You can lead a horse to water

It’s not uncommon after a day of working with clients and meeting with supervisees that I sit mulling over how therapy works. My teaching role also allows such reflection; I recently wrote about the nature of change and some thoughts that came to me whilst preparing new teaching material for our MSc psychotherapy course. Today I write this post ahead of my own supervision session; wondering what might be going on for a client in our relationship, how I am experiencing them and what it might be telling me about the client’s familiar experience of the world and others in it.

Viewed from the therapist’s chair, how the client is blocked in their life and what they are doing to contribute to those blocks is clearer than to the client themselves.

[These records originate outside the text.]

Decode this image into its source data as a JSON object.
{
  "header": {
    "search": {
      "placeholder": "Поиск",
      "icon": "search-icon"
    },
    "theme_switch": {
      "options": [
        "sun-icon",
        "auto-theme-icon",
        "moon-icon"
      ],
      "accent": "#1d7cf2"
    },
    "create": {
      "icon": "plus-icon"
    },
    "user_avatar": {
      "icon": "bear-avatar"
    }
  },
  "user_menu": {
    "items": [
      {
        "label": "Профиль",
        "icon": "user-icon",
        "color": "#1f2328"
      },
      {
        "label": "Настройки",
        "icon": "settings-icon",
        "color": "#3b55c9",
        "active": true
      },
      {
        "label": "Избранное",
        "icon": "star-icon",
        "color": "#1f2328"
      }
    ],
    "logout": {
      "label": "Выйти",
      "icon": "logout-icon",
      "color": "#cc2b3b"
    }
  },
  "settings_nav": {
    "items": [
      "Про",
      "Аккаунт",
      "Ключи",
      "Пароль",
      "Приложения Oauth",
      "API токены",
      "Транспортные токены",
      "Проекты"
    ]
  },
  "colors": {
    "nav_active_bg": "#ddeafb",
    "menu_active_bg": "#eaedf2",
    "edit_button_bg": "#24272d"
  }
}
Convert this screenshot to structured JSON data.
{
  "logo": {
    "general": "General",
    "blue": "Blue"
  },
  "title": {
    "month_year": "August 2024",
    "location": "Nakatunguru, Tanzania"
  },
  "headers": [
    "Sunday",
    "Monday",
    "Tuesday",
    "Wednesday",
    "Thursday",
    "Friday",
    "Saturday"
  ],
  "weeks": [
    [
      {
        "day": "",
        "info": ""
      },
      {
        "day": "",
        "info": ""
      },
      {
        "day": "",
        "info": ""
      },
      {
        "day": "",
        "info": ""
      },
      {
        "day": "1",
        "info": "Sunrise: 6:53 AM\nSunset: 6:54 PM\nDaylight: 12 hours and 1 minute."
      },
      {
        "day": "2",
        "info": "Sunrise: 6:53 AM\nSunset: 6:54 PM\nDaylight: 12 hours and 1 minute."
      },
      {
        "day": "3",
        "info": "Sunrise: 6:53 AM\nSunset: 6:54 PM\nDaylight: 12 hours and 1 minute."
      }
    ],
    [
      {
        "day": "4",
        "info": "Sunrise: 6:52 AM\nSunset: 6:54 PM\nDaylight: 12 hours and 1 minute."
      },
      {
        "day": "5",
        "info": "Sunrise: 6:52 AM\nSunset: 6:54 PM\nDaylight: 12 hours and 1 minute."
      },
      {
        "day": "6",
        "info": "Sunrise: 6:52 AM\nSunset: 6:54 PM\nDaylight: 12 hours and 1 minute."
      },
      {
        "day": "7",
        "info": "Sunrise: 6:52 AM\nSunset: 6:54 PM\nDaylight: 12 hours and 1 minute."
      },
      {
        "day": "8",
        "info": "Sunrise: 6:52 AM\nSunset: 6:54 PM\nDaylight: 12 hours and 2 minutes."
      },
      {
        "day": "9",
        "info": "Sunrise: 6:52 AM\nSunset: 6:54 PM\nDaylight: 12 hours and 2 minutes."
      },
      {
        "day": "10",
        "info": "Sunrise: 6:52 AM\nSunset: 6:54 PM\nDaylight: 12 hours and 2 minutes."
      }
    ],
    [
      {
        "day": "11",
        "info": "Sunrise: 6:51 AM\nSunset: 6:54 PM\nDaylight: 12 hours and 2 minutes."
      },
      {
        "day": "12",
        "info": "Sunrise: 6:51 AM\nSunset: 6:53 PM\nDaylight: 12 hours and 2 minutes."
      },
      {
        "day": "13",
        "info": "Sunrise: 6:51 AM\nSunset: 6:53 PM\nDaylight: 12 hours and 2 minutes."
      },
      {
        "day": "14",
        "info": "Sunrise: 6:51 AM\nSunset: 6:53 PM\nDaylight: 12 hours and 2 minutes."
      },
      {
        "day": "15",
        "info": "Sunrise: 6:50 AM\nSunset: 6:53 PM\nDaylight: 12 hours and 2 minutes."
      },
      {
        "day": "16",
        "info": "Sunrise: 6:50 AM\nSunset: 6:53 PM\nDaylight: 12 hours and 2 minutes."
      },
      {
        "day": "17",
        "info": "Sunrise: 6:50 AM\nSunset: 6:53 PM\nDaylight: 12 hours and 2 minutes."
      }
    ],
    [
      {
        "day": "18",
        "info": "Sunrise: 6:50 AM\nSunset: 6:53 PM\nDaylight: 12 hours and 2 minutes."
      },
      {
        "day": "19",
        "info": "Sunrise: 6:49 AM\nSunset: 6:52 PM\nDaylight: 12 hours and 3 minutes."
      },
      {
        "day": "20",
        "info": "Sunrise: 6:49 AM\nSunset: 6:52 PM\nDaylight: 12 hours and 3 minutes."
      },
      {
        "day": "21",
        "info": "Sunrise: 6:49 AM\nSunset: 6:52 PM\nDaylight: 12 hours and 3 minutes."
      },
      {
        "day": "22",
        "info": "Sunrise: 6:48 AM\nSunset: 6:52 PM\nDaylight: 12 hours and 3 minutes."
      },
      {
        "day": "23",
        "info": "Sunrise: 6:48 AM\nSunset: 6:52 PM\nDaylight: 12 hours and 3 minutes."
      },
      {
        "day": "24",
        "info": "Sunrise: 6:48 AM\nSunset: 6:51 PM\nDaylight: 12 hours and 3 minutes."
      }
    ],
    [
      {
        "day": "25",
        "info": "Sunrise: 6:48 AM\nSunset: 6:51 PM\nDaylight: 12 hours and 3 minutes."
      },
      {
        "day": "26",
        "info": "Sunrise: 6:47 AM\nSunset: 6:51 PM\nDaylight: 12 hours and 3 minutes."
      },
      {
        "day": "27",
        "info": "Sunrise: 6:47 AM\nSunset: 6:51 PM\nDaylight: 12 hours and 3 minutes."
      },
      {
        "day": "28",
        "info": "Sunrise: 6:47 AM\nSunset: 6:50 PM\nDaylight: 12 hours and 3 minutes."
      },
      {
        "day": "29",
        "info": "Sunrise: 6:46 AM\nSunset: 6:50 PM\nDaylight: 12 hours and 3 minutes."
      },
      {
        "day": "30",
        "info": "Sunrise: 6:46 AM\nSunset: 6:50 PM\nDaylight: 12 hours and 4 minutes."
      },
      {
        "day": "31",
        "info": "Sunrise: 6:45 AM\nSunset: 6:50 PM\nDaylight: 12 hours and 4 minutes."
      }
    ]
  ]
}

Probably you too will have experienced this in your everyday life – to witness the struggle of loved ones, and see a seemingly obvious way out that they cannot see. But giving that feedback can feel incredibly difficult. And as stressed in the Humanistic tradition, long lasting change can only happen when someone sees and experiences for themselves the block; AND finds their own way through – we cannot tell someone what to do if we were in their shoes. Telling someone what to do firstly takes away the need to fully feel the experience (and there is a lot of wisdom contained within feeling the block); telling others the way out also fosters dependence; as therapist, I want clients to be autonomous and find their own power. Importantly, it also undercuts the view that we are all fully resourced and have the capacity to find solutions and our own way in the world. 

And so it is one of the biggest challenges a therapist can meet in their practice – conveying what they see at the root of a client’s complaint and how the client themselves is perpetuating the situation. It is not simply telling them what we see, and then telling them not to – or as my dear colleague Jamie used to love, advocate tongue-in-cheek “stop it” therapy! Furthermore, it is only our subjective experience of the client – just because we experience them a certain way does not make this a truth. As a therapist, we also need to know our own process and whether we experience a client in a particular way because of our own emotional propensities in relating – known in the field as “my stuff”. But even owning our subjectivity, feedback in service to the healing process remains difficult and can require some courage. As one of my colleagues says “how do you tell a client what they don’t want to know in a way that they can hear it?”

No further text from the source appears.